L’Esorcista fece così tanto clamore da generare file infinite ai cinema, con gente che usciva vomitando dalle sale e persino qualche svenimento. Ma è davvero un film così spaventoso? Quel che certo è che vedere l’Esorcista oggi non causa lo stesso effetto che provocò ai tempi della prima proiezione e, di sicuro, chi lo vede oggi non ha problemi a dormire dopo averlo visto. Possiamo dire che il miglior film di tutti i tempi sia invecchiato male? Continua a conservare la sua essenza?

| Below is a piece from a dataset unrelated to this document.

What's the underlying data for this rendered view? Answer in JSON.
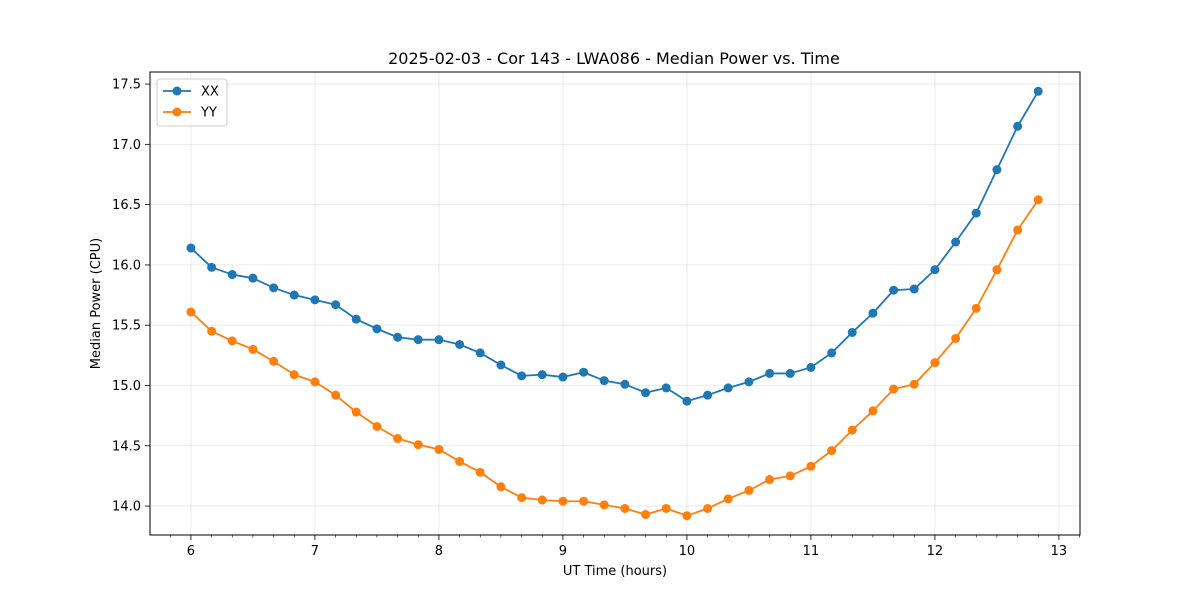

Abbiamo perso il senso della paura?
Gli effetti speciali, il trucco e la scenografia su cui si costruisce l’Esorcista sono stati determinanti negli anni ’70, ma oggi giocano a suo sfavore. Abituati a un cinema che abusa degli effetti speciali, a trucchi molto più realisti, è difficile vedere L’Esorcista come il film horror che è stato a suo tempo. Altre pellicole simili, con meno effetti e meno “soprannaturali” sono sopravvissute meglio al trascorrere del tempo.
Un buon esempio potrebbe essere Psyco, che anche se oggi vediamo come più vicina al genere thriller che non all’horror, riesce ancora a farci sussultare e a inquietarci con alcune scene. Il problema de L’Esorcista è che, nonostante tratti una tematica controversa, questa non è una novità. Dopo la sua proiezione, un numero infinito di bambini demoniaci sono approdati nelle sale cinematografiche, aumentando la nostra resistenza. Quando vediamo un film horror, sappiamo cosa aspettarci e sappiamo che a un certo punto del film compariranno scene spaventose e più o meno elaborate.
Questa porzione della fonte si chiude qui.